Michael Cheika’s side were beaten 29-9 at Wellington Regional Stadium and while they were more combative than in the 42-8 loss the previous week, the niggly, negative tactics earned little respect from rugby fans or their local media.
In reality, however, the Wallabies were again simply outplayed with their game plan designed to minimise the damage and prevent another thrashing in a match that doubled as part of the Bledisloe Cup series between the two sides.
To that extent the tactics worked, though it really only papered over some worrying cracks that are signs of deeper issues within Australian rugby as they fight for relevance in a crowded sporting marketplace.
While those issues will need a more strategic view, it will be interesting to see if the Wallabies can at least fix some of their on-field problems in time for their next match against the Springboks in Brisbane on September 10th.
The Wallabies’ set piece has fallen apart in the last two weeks.
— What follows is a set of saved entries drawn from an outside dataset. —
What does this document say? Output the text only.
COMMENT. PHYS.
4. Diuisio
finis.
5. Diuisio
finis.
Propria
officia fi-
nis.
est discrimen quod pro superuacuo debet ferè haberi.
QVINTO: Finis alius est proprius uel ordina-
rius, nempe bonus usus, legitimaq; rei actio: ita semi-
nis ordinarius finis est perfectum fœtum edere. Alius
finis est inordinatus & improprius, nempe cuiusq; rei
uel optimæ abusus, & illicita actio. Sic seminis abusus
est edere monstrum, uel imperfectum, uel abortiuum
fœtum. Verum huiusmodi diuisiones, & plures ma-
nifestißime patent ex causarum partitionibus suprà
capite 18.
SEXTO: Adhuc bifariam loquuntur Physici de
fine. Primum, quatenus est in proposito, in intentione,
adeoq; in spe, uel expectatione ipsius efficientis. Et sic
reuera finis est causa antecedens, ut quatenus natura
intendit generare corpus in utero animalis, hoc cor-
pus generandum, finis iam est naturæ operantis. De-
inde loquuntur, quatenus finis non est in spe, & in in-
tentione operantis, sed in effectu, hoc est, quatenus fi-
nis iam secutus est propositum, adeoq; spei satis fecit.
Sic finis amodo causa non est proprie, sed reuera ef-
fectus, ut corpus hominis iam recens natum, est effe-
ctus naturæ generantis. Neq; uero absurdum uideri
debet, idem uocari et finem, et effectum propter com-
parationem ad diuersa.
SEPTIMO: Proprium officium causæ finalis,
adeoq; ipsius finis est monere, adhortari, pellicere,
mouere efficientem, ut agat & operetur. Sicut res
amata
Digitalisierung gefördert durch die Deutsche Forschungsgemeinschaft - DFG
They lost four lineouts on their own throw on Saturday and did not get enough clean ball to attack with from lineouts they did win.
All Blacks hooker Dane Coles also suggested the visitors were not interested in scrummaging, instead preferring to try to milk penalties from Poite.
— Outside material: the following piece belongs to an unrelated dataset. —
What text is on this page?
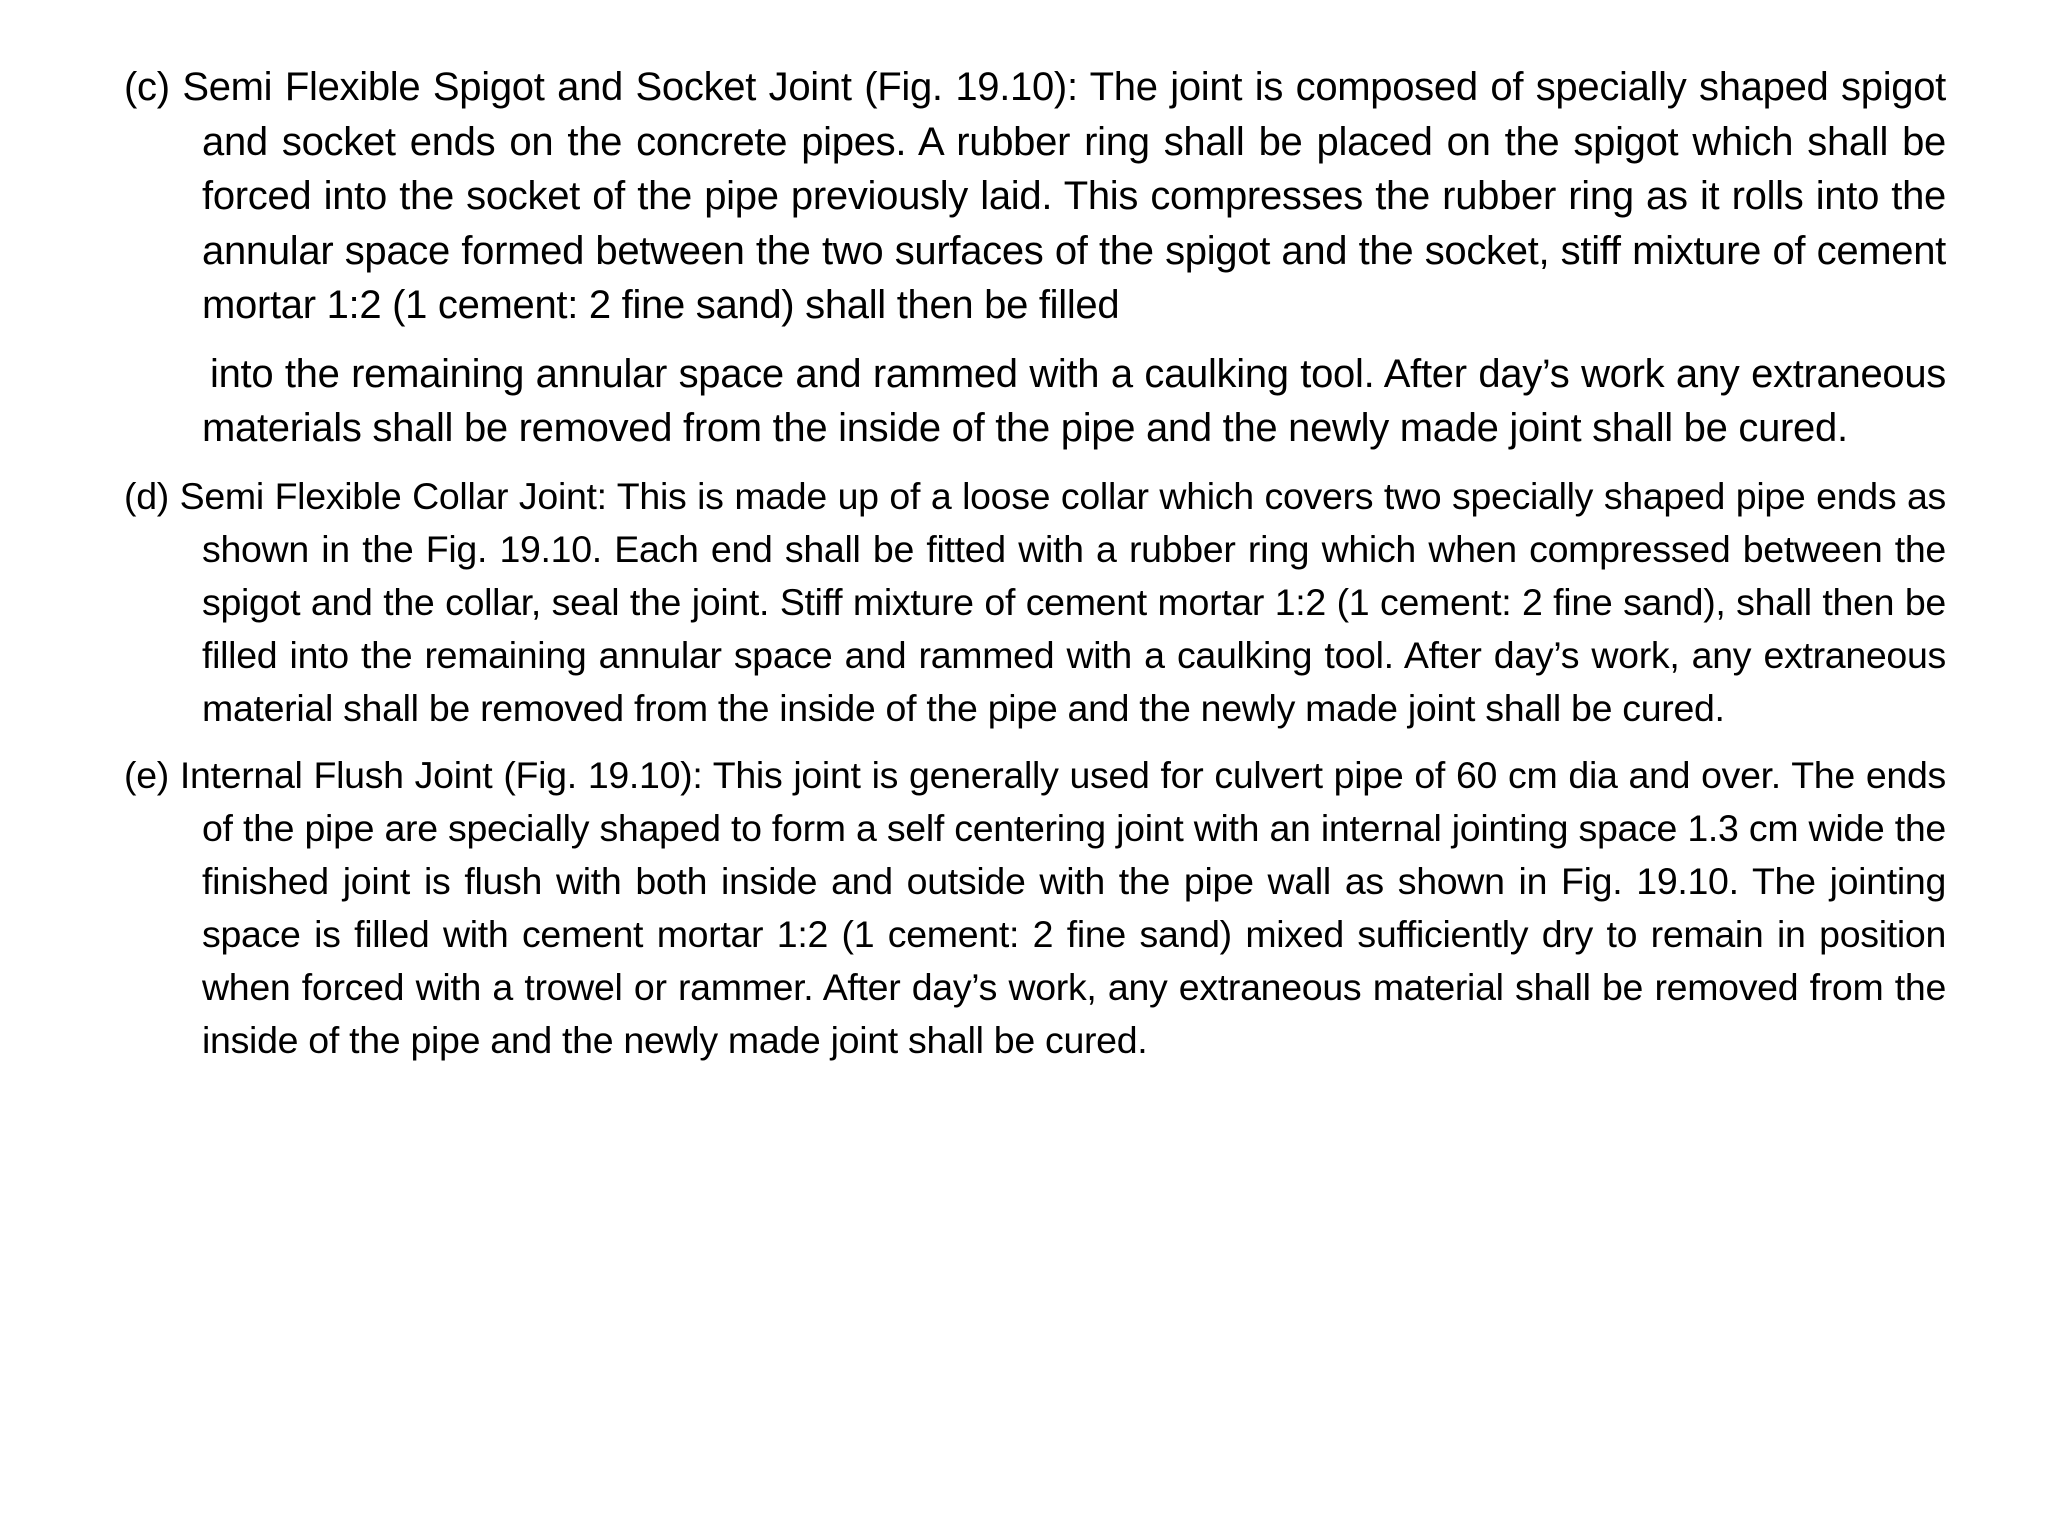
(c) Semi Flexible Spigot and Socket Joint (Fig. 19.10): The joint is composed of specially shaped spigot and socket ends on the concrete pipes. A rubber ring shall be placed on the spigot which shall be forced into the socket of the pipe previously laid. This compresses the rubber ring as it rolls into the annular space formed between the two surfaces of the spigot and the socket, stiff mixture of cement mortar 1:2 (1 cement: 2 fine sand) shall then be filled

into the remaining annular space and rammed with a caulking tool. After day’s work any extraneous materials shall be removed from the inside of the pipe and the newly made joint shall be cured.

(d) Semi Flexible Collar Joint: This is made up of a loose collar which covers two specially shaped pipe ends as shown in the Fig. 19.10. Each end shall be fitted with a rubber ring which when compressed between the spigot and the collar, seal the joint. Stiff mixture of cement mortar 1:2 (1 cement: 2 fine sand), shall then be filled into the remaining annular space and rammed with a caulking tool. After day’s work, any extraneous material shall be removed from the inside of the pipe and the newly made joint shall be cured.

(e) Internal Flush Joint (Fig. 19.10): This joint is generally used for culvert pipe of 60 cm dia and over. The ends of the pipe are specially shaped to form a self centering joint with an internal jointing space 1.3 cm wide the finished joint is flush with both inside and outside with the pipe wall as shown in Fig. 19.10. The jointing space is filled with cement mortar 1:2 (1 cement: 2 fine sand) mixed sufficiently dry to remain in position when forced with a trowel or rammer. After day’s work, any extraneous material shall be removed from the inside of the pipe and the newly made joint shall be cured.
What the immensely strong set pieces from South Africa and Argentina make of that observation will be interesting to watch as the Rugby Championship progresses.
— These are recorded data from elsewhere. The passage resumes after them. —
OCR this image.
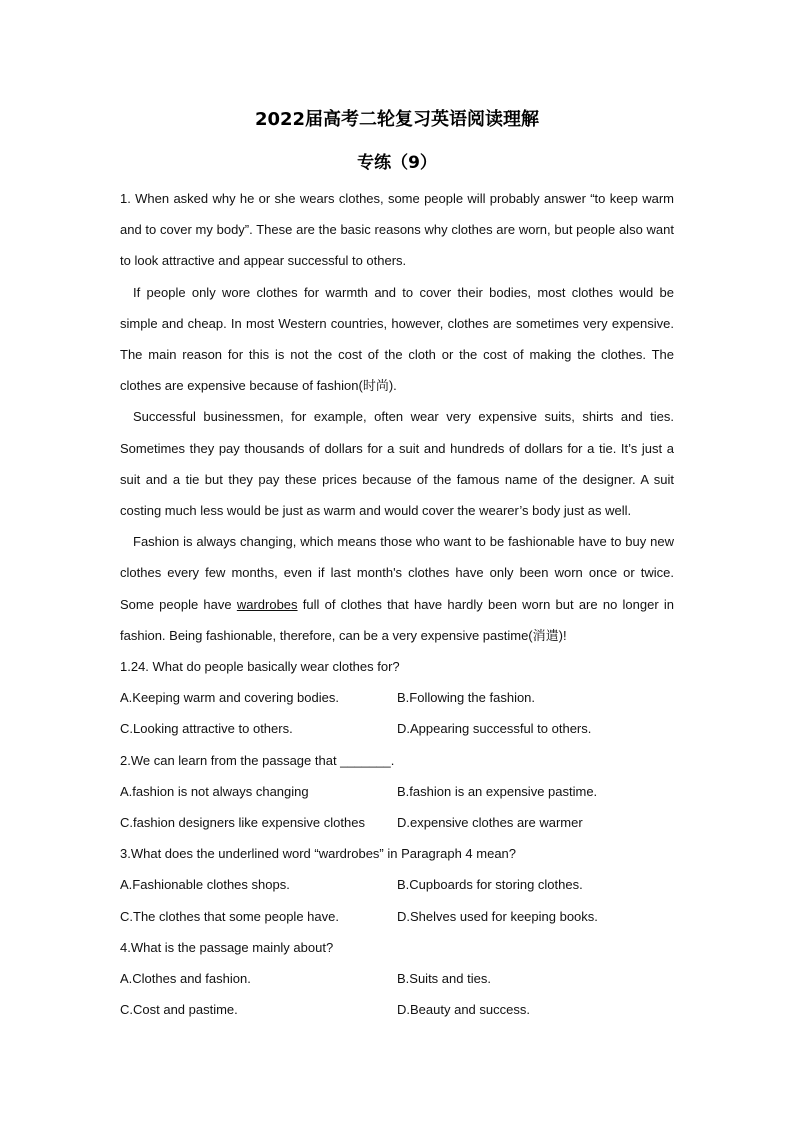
2022届高考二轮复习英语阅读理解
专练（9）

1. When asked why he or she wears clothes, some people will probably answer “to keep warm and to cover my body”. These are the basic reasons why clothes are worn, but people also want to look attractive and appear successful to others.

If people only wore clothes for warmth and to cover their bodies, most clothes would be simple and cheap. In most Western countries, however, clothes are sometimes very expensive. The main reason for this is not the cost of the cloth or the cost of making the clothes. The clothes are expensive because of fashion(时尚).

Successful businessmen, for example, often wear very expensive suits, shirts and ties. Sometimes they pay thousands of dollars for a suit and hundreds of dollars for a tie. It’s just a suit and a tie but they pay these prices because of the famous name of the designer. A suit costing much less would be just as warm and would cover the wearer’s body just as well.

Fashion is always changing, which means those who want to be fashionable have to buy new clothes every few months, even if last month's clothes have only been worn once or twice. Some people have wardrobes full of clothes that have hardly been worn but are no longer in fashion. Being fashionable, therefore, can be a very expensive pastime(消遣)!

1.24. What do people basically wear clothes for?

A.Keeping warm and covering bodies.	B.Following the fashion.
C.Looking attractive to others.	D.Appearing successful to others.

2.We can learn from the passage that _______.

A.fashion is not always changing	B.fashion is an expensive pastime.
C.fashion designers like expensive clothes	D.expensive clothes are warmer

3.What does the underlined word “wardrobes” in Paragraph 4 mean?

A.Fashionable clothes shops.	B.Cupboards for storing clothes.
C.The clothes that some people have.	D.Shelves used for keeping books.

4.What is the passage mainly about?

A.Clothes and fashion.	B.Suits and ties.
C.Cost and pastime.	D.Beauty and success.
Player depth continues to be a major issue for the two-time world champions and injuries have only highlighted their glaringly inadequate international playing stocks.
First choice flyhalf Bernard Foley, so instrumental in their run to the World Cup final last year, sat too deep last week in Sydney and has kicked poorly in both games.
The gamble of recalling enigmatic flyhalf Quade Cooper, who looked vulnerable and indecisive in all of his previous 10 matches against the world champions, failed to pay dividends.
Cooper again struggled with the speed and intensity of the All Blacks defenders and rarely appeared at first receiver.
The unpredictability of his game, which could tear teams apart when he was at his best, has also largely disappeared since he suffered a bad knee injury at the 2011 World Cup.
Instead of challenging defenders or trying to create any doubt in the line, his default reaction is to shovel the ball on, which creates issues in the midfield as players get cramped or forced across field.
Despite those issues, Cheika said he felt he had seen enough from Cooper and Foley on Saturday to consider sticking with the partnership in the future, though what he does in the number 13 jersey is another issue.
One positive for the Wallabies continues to be the ball-pilfering abilities of their loose forward trio, though Michael Hooper’s previously under the radar, off-the-ball cheap shots were noticed on Saturday.
The only other is the sense of danger whenever fullback Israel Folau, who has said he wants to play in the midfield, gets his hands on the ball.
The issue is whether the rest of the side can give him enough of it to make a difference.